Spent the day fixing up just a little of the business we should be attending to. Got my passport back from the Egyptian Embassy, and gave it to the Libyans. Discovered that my blood type is A and that the American Hospital don’t need it. Won’t be making any money there. Checked with Aramco - nothing yet. Went to see ‘Spartacus’, another spectacular, but better than average. Spent a hell of a lot of money on the whole. Have been thinking of the future , and it is coming mighty close…….
No news at Aramco, so we have made our decision. Picked up the Libyan visa and bought tickets aboard the “Syria”, owned by United Arab Lines, which sails for Alexandria next Tuesday at noon. Finished writing our letters, and sent them across the world.
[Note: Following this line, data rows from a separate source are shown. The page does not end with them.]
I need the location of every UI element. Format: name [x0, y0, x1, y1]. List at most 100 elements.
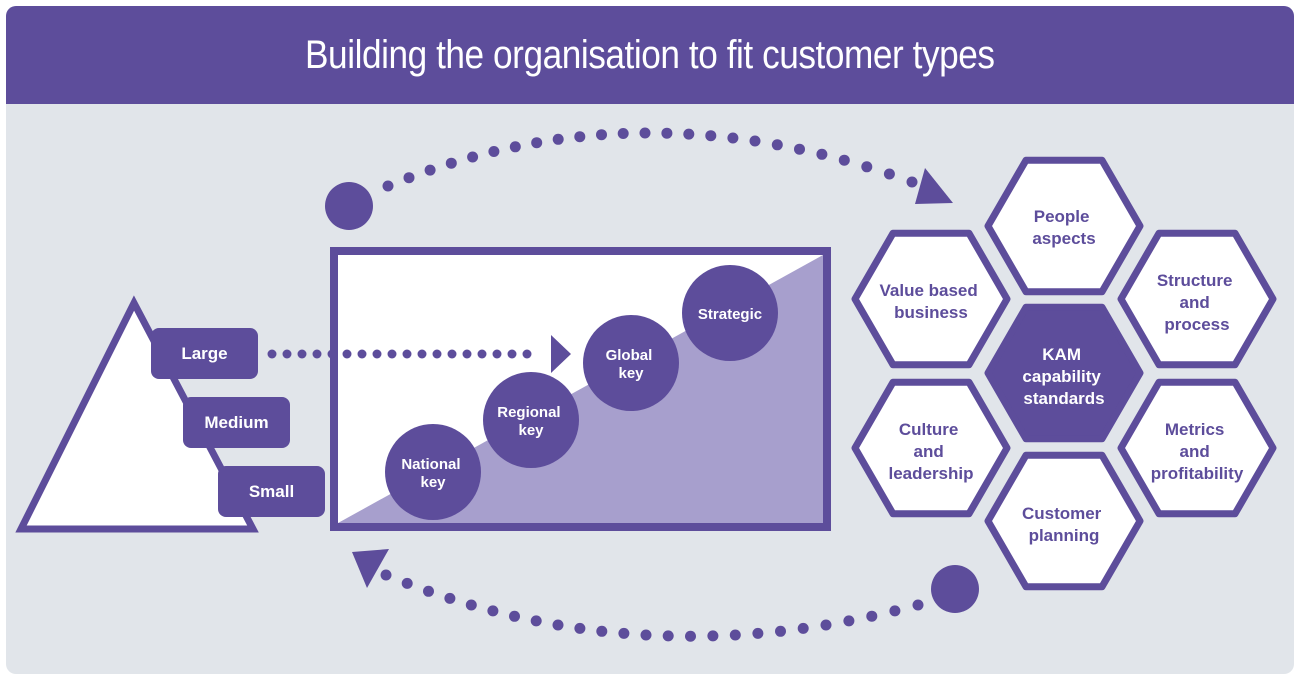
dotted-arrow-icon: [507, 349, 517, 359]
arc-dot: [752, 627, 764, 639]
hex-culture-leadership: Culture and leadership: [851, 378, 1011, 518]
arc-dot: [487, 605, 499, 617]
arrowhead-icon: [551, 335, 571, 373]
arc-dot: [705, 130, 717, 142]
dotted-arrow-icon: [327, 349, 337, 359]
hex-people-line-1: People: [1034, 207, 1090, 226]
arc-dot: [775, 625, 786, 637]
dotted-arrow-icon: [357, 349, 367, 359]
dotted-arrow-icon: [447, 349, 457, 359]
dotted-arrow-icon: [462, 349, 472, 359]
dotted-arrow-icon: [297, 349, 307, 359]
stage-national-key: National key: [385, 424, 481, 520]
arc-dot: [906, 176, 918, 188]
dotted-arrow-icon: [282, 349, 292, 359]
dotted-arrow-icon: [417, 349, 427, 359]
top-dotted-arc: [382, 127, 918, 192]
arc-dot: [749, 135, 761, 147]
dotted-arrow-icon: [402, 349, 412, 359]
arc-dot: [685, 630, 696, 642]
arc-dot: [423, 585, 434, 597]
stage-national-line-2: key: [420, 474, 446, 491]
svg-text:Global key: Global key: [606, 347, 657, 382]
tier-large-label: Large: [181, 344, 227, 363]
hex-customer-planning: Customer planning: [984, 451, 1144, 591]
arc-dot: [707, 630, 719, 642]
top-arc-start-dot: [325, 182, 373, 230]
bottom-dotted-arc: [380, 569, 924, 642]
top-arc-arrowhead-icon: [915, 168, 953, 204]
arc-dot: [683, 128, 695, 140]
hex-kam-line-2: capability: [1022, 367, 1101, 386]
arc-dot: [530, 615, 542, 627]
hex-value-line-1: Value based: [879, 281, 977, 300]
stage-national-line-1: National: [401, 456, 460, 473]
dotted-arrow-icon: [372, 349, 382, 359]
dotted-arrow-icon: [432, 349, 442, 359]
arc-dot: [574, 131, 586, 143]
dotted-arrow-icon: [387, 349, 397, 359]
stage-regional-key: Regional key: [483, 372, 579, 468]
arc-dot: [912, 599, 924, 611]
hex-value-line-2: business: [894, 303, 968, 322]
hex-structure-process: Structure and process: [1117, 229, 1277, 369]
arc-dot: [820, 619, 832, 631]
arc-dot: [574, 622, 586, 634]
arc-dot: [596, 129, 607, 141]
arc-dot: [382, 180, 394, 192]
hex-metrics-line-1: Metrics: [1165, 420, 1225, 439]
hex-structure-line-2: and: [1180, 293, 1210, 312]
arc-dot: [467, 151, 479, 163]
hex-metrics-profitability: Metrics and profitability: [1117, 378, 1277, 518]
stage-regional-line-2: key: [518, 422, 544, 439]
hex-customer-line-1: Customer: [1022, 504, 1102, 523]
arc-dot: [838, 154, 850, 166]
dotted-arrow-icon: [492, 349, 502, 359]
hex-kam-line-3: standards: [1023, 389, 1104, 408]
hex-kam-line-1: KAM: [1042, 345, 1081, 364]
hex-kam-capability-standards: KAM capability standards: [984, 303, 1144, 443]
tier-small: Small: [218, 466, 325, 517]
stage-strategic: Strategic: [682, 265, 778, 361]
dotted-arrow-icon: [267, 349, 277, 359]
arc-dot: [816, 148, 828, 160]
stage-strategic-line-1: Strategic: [698, 306, 762, 323]
arc-dot: [883, 168, 895, 180]
stage-global-line-2: key: [618, 365, 644, 382]
arc-dot: [866, 610, 878, 622]
arc-dot: [596, 625, 608, 637]
hex-people-aspects: People aspects: [984, 156, 1144, 296]
tier-medium: Medium: [183, 397, 290, 448]
stage-regional-line-1: Regional: [497, 404, 560, 421]
large-to-key-dotted-line: [267, 349, 532, 359]
hex-metrics-line-3: profitability: [1151, 464, 1244, 483]
arc-dot: [531, 137, 543, 149]
svg-text:Value based business: Value based business: [879, 281, 982, 322]
arc-dot: [617, 128, 629, 139]
arc-dot: [465, 599, 477, 611]
svg-text:National key: National key: [401, 456, 464, 491]
tier-large: Large: [151, 328, 258, 379]
tier-small-label: Small: [249, 482, 294, 501]
arc-dot: [727, 132, 739, 144]
svg-text:KAM capability: KAM capability standards: [1022, 345, 1105, 408]
arc-dot: [771, 139, 783, 151]
hex-people-line-2: aspects: [1032, 229, 1095, 248]
stage-global-key: Global key: [583, 315, 679, 411]
arc-dot: [640, 629, 652, 641]
stage-global-line-1: Global: [606, 347, 653, 364]
arc-dot: [618, 627, 630, 639]
hex-culture-line-3: leadership: [888, 464, 973, 483]
page-title: Building the organisation to fit custome…: [305, 32, 995, 77]
hex-customer-line-2: planning: [1029, 526, 1100, 545]
arc-dot: [794, 143, 805, 155]
arc-dot: [509, 141, 521, 153]
arc-dot: [662, 630, 674, 642]
arc-dot: [661, 127, 673, 139]
arc-dot: [797, 622, 809, 634]
dotted-arrow-icon: [342, 349, 352, 359]
hex-culture-line-1: Culture: [899, 420, 959, 439]
svg-text:People aspects: People aspects: [1032, 207, 1095, 248]
title-bar: Building the organisation to fit custome…: [6, 6, 1294, 104]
Generally active, but uninteresting day.
Today began like any normal day, but about midday turned into one of the more extraordinary and rushed in my experience. At 12 we went to pick up our tickets on the “Syria”, but found the sailing had been cancelled, and the next available ship was not until the 17th, unless we wanted to go on the “Esperia”, which was to sail tonight at 8 pm. After much consideration and comparison of costs, that is what we decided to do. Eight hours to cram everything in. To make matters worse I had left my passport and traveller’s cheques at the Hostel, which didn’t open until 4 pm, so most of our business had to be done after that. We changed money, bought film, arranged to forward mail, rushed back to the Hostel, hurriedly packed our rucksacks, parcelled up our excess luggage to send on to London, cashed T.C.‘s, went back to the shipping agents to pay for and pick up our tickets, checked in with the Security Police, then Immigration and Customs, and managed to board the ship just after 6 pm, in time for dinner at 7, with a shower beforehand. It is amazing to think that something it would’ve taken us weeks to plan just four months ago, was decided and carried out in a few hours. The MN Esperia is an Italian ship, much smaller than the Galileo, but built on similar lines, so the atmosphere is very much the same. We have been given a two berth cabin for our 95 Lebanese Pounds and the food is alright, but there could be more of it.
Saturday 9-1-65 AM
As it turned out, we did not sail until midnight, 4 hours late, so we had plenty of time to spare, if only we had known. Looking back, yesterday was quite exciting really; we hardly expected when we woke up to be sailing for Africa that night. The seas are very rough and the ship is pitching and rolling a lot. I was a bit sick this morning, but nowhere near as badly as I was on the Galileo. Maybe the next sea trip I make I won’t be sick at all. There is an Australian couple on board who have done the same trip as us, but in a Volkswagen. There are also two vehicles on board that we have come across before. One, a Landrover, we saw in Isfahan, and the other, a Kombi van, we saw in Jerusalem. It belongs to an American couple in their sixties.(Interruption: just then a wave crashed over the railing onto the deck and splashed against the door of the lounge where I am. It really is rough, and the wind is so strong.) We are supposed to dock in Alexandria at 5 pm, but with the late departure and the sea like it is I don’t think we will.
So now Asia is behind us and we are on our way to a new continent, Africa. Ade says that from Bombay to Beirut we covered about 12000 miles in four months and for 200 dollars each (he keeps a record of everything), so it is not too bad. We have travelled in ten countries so far, have seen the highest point on Earth and been to the lowest, and have experienced all types of weather and terrain. Now we will see what Africa brings.